Is the surface of a donut distinguishable from pac-man's world? Pac-man's world is topologically like the surface a donut. Pac-man's world is also locally flat. For example, the interior angles of a small triangle will always add up to 180 degrees. Conversely, when I picture a donut in my mind, it's not very flat. Dissimilar to pac-man's world. Yet I'm having trouble coming up with a way to distinguish between the donut's surface and pac-man's world from the inside of the space. (When I say 'donut' I mean a literal donut embedded in 3d space, with a hole through the middle and all that, but from the perspective of ants walking on the surface trying to figure out if they're pac-man or not.) 

Your picture of the surface of a donut is correct: it is curved.

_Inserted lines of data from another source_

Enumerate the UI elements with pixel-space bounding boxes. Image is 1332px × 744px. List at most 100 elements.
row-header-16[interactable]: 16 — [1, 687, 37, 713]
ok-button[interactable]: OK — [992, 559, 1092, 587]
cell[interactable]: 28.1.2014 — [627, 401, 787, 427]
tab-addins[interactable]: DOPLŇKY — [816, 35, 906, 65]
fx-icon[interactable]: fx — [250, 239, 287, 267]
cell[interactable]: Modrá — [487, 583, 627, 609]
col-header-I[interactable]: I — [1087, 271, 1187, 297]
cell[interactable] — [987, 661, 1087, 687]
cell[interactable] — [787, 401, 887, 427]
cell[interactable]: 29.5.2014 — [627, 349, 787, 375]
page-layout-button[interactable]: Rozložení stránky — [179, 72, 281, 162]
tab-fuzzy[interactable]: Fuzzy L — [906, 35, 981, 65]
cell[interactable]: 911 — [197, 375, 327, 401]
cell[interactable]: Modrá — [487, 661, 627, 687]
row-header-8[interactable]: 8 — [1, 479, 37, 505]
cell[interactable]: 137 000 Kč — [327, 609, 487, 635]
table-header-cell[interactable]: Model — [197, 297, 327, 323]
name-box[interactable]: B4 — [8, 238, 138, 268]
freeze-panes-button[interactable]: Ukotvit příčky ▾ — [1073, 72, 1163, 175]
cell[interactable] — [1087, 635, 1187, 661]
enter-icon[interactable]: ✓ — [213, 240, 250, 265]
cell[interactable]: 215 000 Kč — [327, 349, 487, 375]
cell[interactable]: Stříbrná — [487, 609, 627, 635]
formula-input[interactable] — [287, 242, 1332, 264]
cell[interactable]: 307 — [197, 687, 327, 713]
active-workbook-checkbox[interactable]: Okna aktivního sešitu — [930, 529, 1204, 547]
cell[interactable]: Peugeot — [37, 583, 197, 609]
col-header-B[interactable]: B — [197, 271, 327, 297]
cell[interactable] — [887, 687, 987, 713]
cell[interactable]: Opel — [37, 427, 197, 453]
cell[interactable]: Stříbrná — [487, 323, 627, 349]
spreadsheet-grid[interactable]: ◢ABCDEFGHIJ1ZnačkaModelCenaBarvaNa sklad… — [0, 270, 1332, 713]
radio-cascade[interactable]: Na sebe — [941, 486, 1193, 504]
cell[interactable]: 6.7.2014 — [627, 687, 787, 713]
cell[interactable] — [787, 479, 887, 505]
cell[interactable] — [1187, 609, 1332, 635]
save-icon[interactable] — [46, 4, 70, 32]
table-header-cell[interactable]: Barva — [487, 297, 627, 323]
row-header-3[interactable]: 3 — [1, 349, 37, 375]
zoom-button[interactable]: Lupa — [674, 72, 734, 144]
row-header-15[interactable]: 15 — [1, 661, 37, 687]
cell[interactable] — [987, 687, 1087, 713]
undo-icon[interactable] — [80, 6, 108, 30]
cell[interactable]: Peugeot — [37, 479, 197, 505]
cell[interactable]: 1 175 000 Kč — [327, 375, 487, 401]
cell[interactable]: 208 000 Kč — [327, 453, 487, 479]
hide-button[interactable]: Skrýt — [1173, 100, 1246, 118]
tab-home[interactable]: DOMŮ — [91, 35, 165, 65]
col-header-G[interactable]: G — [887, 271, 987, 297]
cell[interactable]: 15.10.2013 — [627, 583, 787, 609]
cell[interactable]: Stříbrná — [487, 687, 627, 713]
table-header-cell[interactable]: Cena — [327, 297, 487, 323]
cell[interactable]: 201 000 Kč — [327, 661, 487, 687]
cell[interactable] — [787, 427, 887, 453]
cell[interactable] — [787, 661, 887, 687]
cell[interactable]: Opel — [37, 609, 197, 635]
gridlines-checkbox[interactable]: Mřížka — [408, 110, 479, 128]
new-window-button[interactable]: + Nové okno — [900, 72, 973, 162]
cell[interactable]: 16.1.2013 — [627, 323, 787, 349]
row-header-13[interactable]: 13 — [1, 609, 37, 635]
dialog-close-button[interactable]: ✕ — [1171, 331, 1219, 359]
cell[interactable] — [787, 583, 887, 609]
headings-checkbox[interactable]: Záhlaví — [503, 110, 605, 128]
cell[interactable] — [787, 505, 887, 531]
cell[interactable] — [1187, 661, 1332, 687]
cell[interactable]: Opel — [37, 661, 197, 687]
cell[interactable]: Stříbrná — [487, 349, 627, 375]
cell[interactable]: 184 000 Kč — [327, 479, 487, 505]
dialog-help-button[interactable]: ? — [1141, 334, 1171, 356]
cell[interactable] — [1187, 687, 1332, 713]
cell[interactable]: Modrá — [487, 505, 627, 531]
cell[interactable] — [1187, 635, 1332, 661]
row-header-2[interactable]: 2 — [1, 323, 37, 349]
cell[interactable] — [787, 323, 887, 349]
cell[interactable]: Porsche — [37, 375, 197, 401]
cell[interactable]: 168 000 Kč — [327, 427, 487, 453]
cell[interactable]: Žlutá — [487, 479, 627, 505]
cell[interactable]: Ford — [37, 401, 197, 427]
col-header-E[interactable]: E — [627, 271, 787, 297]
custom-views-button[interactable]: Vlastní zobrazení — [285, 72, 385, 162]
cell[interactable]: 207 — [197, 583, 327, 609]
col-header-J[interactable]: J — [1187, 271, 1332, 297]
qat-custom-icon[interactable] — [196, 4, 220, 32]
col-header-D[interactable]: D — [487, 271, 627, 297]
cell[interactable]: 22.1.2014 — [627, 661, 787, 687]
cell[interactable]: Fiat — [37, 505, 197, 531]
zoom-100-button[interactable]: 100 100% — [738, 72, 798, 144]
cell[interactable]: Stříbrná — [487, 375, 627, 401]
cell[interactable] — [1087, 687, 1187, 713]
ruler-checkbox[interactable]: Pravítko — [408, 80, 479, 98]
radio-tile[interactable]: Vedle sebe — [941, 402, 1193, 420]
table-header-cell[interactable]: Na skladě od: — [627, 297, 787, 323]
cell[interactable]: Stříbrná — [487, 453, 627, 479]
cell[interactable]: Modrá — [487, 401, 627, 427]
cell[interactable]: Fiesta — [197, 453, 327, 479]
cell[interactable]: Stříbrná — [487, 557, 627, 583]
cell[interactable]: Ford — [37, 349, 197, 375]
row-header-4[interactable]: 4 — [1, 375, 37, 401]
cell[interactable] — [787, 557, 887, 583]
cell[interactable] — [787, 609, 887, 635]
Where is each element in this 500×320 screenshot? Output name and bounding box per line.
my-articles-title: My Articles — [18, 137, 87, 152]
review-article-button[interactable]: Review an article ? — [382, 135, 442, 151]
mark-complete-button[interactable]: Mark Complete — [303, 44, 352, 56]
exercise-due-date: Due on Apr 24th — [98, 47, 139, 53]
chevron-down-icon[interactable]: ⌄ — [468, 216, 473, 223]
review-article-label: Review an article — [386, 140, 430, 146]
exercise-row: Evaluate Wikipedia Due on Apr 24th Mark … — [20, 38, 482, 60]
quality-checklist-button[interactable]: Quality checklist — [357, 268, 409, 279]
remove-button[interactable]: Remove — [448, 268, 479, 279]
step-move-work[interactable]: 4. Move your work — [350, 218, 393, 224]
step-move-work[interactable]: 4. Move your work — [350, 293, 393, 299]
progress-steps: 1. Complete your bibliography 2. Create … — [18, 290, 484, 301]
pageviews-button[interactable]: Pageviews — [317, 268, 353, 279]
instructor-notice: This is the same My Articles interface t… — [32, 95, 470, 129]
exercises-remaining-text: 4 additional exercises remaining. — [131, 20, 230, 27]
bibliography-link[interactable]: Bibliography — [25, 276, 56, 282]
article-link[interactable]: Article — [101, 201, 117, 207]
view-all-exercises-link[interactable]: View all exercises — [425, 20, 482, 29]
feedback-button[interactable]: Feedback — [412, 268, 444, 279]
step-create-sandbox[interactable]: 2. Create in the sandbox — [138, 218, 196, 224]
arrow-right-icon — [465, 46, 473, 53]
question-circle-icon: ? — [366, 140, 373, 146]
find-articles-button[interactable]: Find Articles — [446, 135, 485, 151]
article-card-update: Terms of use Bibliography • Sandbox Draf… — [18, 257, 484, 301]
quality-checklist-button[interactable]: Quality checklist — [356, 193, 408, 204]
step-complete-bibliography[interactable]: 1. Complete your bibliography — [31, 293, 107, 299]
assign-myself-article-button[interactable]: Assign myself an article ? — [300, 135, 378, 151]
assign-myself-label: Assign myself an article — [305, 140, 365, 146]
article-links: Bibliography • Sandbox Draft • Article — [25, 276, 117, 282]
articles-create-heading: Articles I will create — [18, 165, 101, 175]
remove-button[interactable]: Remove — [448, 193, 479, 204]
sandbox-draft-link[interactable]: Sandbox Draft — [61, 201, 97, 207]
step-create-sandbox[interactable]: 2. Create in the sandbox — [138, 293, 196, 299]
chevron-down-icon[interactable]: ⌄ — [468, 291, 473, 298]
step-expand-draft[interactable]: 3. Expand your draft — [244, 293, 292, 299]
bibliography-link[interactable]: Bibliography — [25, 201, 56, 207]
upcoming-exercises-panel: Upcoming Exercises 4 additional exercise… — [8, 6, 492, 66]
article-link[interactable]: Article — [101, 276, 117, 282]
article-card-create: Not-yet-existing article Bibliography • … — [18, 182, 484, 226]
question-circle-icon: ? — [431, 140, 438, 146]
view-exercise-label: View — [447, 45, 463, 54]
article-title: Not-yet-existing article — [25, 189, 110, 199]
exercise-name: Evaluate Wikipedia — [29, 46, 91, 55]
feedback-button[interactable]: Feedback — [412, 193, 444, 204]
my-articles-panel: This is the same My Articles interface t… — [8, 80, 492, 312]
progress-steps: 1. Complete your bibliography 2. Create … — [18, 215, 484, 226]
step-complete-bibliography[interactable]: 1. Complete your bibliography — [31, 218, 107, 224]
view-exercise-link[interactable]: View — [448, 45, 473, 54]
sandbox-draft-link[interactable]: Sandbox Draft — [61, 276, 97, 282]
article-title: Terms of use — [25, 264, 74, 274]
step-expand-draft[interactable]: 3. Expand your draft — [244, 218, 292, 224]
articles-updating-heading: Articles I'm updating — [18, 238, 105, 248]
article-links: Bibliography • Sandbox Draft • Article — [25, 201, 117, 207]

Not all metrics on a topological surface will have the same local properties.

For example, although a donut surface does indeed have flat metrics, it also has nonflat metrics, and the donut surface is one of them. 2d entities living on the surface of a donut could indeed distinguish their donut from pac-man's world, by making little measurements of length and area. For instance, they could measure the radius and area of a small circle on their world, and for almost any circle they chose, they would discover that the formula $A=\pi r^2$ fails, so their world is not flat.

More specifically, if they take a small circle centered at a point on the inside of the torus, $A > \pi r^2$ (the surface is negatively curved in the inside region). On the other hand, if they take a small circle centered at a point on the outside of the torus, $A < \pi r^2$ (the surface is positively curved in the outside region).